Limoncello is basically a liqueur of lemon zest (with as little white pith as possible) soaked in grain alcohol (or strong vodka), strained and then sweetened with sugar syrup. You get a sweet, lemony liqueur without any sour notes. It’s good stuff. While you can make limoncello in just a few days, an infusion of 30-45 days is generally considered the best method. The you need to strain and filter the zest from the very-strong booze and add some simple syrup to get to about 60 proof and age it again for another 45 days (most people shorten this step). But since we are making cocktails, we took a slightly different path.
Our one issue with limoncello in cocktails is that it is a bit sweet and not strong enough to lead a cocktail. It is good as an accent, but we thought it could fully replace gin or vodka if our limoncello was stronger and dryer. So rather than use a mix of 50% or more simple syrup, we went with about 35-40% syrup. And since we were using 135 proof Everclear as our base, we ended up at about 90-100 proof. The limoncello is a bit strong on its own, but has the juice to carry a cocktail and gives a slight warming feel as you drink it. Not too hot or boozy, but you know it’s there.
And that was exactly what we wanted for our special cocktail. Our friend Viveka is not a fan of dark booze like rum or whiskey, so we wanted to use a “clear” booze. We do enough gin drinks around here, so that was out. And since Viveka is from Scandinavia, we figured she knows her vodka. Boozy limoncello seemed liked a good fit. And we even had a recipe in mind.

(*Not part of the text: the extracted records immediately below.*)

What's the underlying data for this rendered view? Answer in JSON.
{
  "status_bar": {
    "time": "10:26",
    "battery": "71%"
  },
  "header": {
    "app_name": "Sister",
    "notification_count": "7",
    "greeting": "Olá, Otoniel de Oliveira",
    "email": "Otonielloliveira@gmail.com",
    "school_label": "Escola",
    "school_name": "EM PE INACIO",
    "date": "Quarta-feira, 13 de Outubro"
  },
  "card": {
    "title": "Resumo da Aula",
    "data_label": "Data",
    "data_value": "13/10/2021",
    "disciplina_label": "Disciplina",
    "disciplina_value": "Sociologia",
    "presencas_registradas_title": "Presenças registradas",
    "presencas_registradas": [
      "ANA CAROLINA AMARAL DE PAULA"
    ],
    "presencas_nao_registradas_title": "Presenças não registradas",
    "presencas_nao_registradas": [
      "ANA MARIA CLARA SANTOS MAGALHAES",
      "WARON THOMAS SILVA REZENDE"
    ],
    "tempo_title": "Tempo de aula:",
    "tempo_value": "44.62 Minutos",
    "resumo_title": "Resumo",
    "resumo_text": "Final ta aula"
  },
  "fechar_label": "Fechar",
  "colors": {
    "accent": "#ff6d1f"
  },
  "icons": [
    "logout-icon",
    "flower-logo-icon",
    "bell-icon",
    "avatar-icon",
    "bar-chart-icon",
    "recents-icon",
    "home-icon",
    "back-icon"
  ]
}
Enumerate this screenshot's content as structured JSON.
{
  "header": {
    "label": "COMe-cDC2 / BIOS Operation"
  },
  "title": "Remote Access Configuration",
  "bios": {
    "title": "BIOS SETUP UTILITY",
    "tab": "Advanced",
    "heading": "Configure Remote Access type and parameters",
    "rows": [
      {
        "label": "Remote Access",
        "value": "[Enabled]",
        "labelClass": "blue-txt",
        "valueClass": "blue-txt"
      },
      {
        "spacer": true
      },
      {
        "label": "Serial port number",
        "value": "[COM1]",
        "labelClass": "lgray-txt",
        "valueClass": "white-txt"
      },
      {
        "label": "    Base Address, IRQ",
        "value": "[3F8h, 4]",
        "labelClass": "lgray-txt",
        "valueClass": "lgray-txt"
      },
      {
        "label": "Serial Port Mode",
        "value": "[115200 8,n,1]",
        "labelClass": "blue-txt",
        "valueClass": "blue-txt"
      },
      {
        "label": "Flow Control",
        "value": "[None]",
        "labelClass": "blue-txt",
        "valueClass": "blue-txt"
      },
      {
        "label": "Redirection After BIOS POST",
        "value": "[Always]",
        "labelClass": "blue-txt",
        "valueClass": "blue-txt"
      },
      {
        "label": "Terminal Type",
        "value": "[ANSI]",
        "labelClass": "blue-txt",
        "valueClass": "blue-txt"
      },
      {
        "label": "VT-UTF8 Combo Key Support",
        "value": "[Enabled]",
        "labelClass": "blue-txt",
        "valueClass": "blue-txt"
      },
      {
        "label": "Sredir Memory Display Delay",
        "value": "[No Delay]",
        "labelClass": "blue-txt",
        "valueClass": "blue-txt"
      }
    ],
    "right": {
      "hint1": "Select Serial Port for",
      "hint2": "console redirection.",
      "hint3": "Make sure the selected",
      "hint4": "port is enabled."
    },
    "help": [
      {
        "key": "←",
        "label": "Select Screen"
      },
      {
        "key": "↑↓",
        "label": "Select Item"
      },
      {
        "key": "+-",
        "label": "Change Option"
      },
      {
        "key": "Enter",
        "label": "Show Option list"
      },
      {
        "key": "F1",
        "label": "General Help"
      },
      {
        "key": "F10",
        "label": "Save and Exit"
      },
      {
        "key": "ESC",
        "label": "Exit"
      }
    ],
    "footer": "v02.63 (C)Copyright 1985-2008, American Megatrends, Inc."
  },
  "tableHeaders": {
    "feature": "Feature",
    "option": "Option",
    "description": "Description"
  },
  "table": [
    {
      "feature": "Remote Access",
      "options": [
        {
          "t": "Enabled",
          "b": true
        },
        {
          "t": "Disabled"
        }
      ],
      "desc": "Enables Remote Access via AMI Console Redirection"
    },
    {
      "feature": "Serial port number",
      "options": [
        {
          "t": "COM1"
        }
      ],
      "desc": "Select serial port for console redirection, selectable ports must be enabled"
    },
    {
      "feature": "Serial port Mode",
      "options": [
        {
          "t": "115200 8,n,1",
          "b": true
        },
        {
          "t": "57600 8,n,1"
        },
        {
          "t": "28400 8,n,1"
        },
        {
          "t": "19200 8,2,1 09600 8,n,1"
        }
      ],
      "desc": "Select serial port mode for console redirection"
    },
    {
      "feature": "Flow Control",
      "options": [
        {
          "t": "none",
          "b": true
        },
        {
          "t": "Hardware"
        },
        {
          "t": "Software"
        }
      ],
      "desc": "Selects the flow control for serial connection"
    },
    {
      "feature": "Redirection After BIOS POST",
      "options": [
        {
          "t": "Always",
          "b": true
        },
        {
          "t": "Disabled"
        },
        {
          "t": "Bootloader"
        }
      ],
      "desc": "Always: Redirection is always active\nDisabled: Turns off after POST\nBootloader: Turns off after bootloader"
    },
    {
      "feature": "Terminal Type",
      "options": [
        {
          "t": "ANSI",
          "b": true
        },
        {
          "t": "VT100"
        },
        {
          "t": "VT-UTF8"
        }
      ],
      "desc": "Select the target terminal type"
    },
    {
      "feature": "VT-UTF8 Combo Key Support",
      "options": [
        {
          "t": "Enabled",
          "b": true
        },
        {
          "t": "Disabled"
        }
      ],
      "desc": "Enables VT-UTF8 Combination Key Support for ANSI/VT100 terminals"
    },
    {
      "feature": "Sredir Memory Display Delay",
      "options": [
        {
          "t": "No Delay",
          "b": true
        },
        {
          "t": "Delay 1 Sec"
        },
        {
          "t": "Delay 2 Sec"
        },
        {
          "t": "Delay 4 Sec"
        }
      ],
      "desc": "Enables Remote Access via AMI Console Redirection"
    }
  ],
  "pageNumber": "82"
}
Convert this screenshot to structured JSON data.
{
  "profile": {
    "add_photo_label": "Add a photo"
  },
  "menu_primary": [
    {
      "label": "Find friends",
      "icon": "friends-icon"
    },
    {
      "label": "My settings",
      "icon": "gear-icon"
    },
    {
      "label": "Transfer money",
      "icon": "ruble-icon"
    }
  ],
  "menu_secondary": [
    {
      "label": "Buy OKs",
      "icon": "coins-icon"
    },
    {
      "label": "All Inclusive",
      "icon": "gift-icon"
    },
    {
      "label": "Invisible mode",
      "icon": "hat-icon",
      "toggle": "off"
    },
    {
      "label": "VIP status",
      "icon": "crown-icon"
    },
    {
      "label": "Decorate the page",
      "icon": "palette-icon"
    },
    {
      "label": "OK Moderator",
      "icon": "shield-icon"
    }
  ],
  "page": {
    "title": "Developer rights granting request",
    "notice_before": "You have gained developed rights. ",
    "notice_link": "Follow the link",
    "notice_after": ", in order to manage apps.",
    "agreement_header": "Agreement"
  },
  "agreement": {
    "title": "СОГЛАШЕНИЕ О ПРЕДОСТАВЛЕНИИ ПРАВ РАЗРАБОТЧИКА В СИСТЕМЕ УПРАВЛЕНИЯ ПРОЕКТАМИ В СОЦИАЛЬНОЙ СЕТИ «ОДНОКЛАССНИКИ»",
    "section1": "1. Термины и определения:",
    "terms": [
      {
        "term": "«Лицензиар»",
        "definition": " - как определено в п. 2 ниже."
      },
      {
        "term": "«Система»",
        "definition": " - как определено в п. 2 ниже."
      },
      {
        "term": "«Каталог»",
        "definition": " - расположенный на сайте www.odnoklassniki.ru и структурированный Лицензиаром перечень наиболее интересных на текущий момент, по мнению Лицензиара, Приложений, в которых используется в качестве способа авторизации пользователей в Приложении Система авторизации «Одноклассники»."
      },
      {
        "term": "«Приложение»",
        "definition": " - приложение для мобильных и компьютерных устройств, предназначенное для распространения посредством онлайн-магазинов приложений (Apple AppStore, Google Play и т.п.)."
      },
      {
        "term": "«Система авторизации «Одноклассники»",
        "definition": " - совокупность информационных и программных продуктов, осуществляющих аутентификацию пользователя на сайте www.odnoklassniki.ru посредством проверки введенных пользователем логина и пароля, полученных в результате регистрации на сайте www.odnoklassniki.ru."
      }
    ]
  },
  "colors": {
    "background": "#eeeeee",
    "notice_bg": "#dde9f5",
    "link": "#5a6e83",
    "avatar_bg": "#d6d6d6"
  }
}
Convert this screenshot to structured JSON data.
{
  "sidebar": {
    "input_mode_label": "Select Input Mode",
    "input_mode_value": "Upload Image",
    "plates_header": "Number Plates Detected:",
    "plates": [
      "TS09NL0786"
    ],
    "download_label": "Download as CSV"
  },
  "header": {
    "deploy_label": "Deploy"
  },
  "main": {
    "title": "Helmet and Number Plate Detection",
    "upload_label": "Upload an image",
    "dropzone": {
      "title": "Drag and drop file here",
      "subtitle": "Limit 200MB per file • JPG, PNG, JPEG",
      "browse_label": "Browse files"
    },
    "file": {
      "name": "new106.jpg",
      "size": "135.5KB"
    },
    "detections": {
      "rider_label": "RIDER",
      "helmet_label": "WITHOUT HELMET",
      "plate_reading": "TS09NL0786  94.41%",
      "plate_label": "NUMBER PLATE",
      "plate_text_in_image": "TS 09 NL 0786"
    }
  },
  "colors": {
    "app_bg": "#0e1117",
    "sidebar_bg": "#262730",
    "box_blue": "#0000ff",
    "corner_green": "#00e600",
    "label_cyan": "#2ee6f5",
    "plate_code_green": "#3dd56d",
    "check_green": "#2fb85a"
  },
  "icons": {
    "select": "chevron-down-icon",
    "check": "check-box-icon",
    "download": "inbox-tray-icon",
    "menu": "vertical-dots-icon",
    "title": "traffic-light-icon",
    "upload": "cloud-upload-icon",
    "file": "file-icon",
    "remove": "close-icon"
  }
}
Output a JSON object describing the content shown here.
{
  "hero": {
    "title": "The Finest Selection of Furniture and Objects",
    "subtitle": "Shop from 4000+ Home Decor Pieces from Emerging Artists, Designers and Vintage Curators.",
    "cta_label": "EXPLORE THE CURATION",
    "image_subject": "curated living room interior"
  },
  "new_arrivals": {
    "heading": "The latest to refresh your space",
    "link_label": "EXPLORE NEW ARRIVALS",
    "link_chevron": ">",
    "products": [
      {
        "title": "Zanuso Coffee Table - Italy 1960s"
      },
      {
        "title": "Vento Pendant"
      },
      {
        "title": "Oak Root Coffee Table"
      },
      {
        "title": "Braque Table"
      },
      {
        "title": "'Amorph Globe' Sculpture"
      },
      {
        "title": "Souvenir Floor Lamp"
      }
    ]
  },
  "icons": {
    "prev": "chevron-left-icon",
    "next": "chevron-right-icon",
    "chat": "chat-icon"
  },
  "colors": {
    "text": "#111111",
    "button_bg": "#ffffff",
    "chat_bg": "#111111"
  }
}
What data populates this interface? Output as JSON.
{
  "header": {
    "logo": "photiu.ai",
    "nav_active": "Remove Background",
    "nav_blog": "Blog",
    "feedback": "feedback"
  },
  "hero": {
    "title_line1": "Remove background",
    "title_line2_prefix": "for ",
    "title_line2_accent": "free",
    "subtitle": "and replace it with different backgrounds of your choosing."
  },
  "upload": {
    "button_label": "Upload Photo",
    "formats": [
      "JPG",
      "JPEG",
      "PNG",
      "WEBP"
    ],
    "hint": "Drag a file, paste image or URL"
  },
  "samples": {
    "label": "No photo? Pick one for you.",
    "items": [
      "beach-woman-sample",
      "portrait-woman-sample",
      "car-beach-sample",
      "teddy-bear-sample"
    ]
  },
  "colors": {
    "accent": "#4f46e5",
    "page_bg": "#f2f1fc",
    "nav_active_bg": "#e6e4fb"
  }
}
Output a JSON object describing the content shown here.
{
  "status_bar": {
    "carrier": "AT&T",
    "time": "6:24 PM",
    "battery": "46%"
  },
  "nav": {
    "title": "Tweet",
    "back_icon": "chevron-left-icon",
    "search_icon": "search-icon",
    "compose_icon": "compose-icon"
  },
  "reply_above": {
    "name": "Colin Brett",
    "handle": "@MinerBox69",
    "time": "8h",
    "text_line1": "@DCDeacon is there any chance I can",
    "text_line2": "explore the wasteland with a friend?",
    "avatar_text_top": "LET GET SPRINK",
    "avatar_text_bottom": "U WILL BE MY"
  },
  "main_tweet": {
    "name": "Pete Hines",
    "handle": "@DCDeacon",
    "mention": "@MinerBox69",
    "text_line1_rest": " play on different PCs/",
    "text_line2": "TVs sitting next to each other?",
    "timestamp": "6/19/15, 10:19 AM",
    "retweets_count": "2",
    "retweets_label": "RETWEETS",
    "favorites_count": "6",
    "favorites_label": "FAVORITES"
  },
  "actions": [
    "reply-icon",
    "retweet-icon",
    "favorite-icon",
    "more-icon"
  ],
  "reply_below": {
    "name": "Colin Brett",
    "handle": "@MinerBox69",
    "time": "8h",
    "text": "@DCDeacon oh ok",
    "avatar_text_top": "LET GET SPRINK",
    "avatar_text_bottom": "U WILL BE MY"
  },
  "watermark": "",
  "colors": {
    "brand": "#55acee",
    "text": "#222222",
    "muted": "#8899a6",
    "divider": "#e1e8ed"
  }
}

The Viveka combines, boozy limoncello, Cointreau, lemon juice and muddled raspberries (or raspberry syrup, if you must). The drink is a riff on the 1934 Cosmopolitan (an older, lesser-known- but IMHO better- version of the Cosmo), with the boozy limoncello replacing gin and fresh raspberries rather than syrup. (If using lower-proof limoncello, just add 1/2 oz. good vodka and a touch more lemon juice). What you get is a bright lemon sip that isn’t particularly sour, mixed with sweet orange and raspberry notes that almost seem to dance around. On the finish you get a nice warm kick from the limoncello. This drink has a warm heart, just like Viveka…..Here you go Wivi!
- 1 1/2 oz. high-proof limoncello*
- 1/2 oz. Cointreau
- 1/2 oz. fresh lemon juice
- 6 fresh raspberries
* see below for recipe and notes
- Place the raspberries in a cocktail shaker and muddle. Add the other ingredients with ice and shake until well chilled. Double-strain (tapping the strainer if needed) into a chilled cocktail glass or coupe. No garnish. Serve.
- 1 750 ml bottle of 135 proof Everclear
- Zest of 10 medium lemons (with as little white pith as possible)
- 1 1/2 cups of water
- 1 1/2 cups of sugar
*For regular limoncello use the following:
- 2 1/2 cups of water
- 1 3/4 cups of sugar
- Combine the Everclear and the lemon zest in an airtight jar. Steep in a cool, dark place for 45 days.
- After 45 days the limoncello will have a yellow tint and the peels should have lost most of their color. Strain and filter the zest from the liquid. Make a simple syrup with the sugar and water and add to the limoncello and mix well (it is OK if it clouds the mixture). Place the limoncello in an airtight bottle or container.
- Age the limoncello for another 30-45 days. (Or just use it, it will be good). Serve chilled or in cocktails.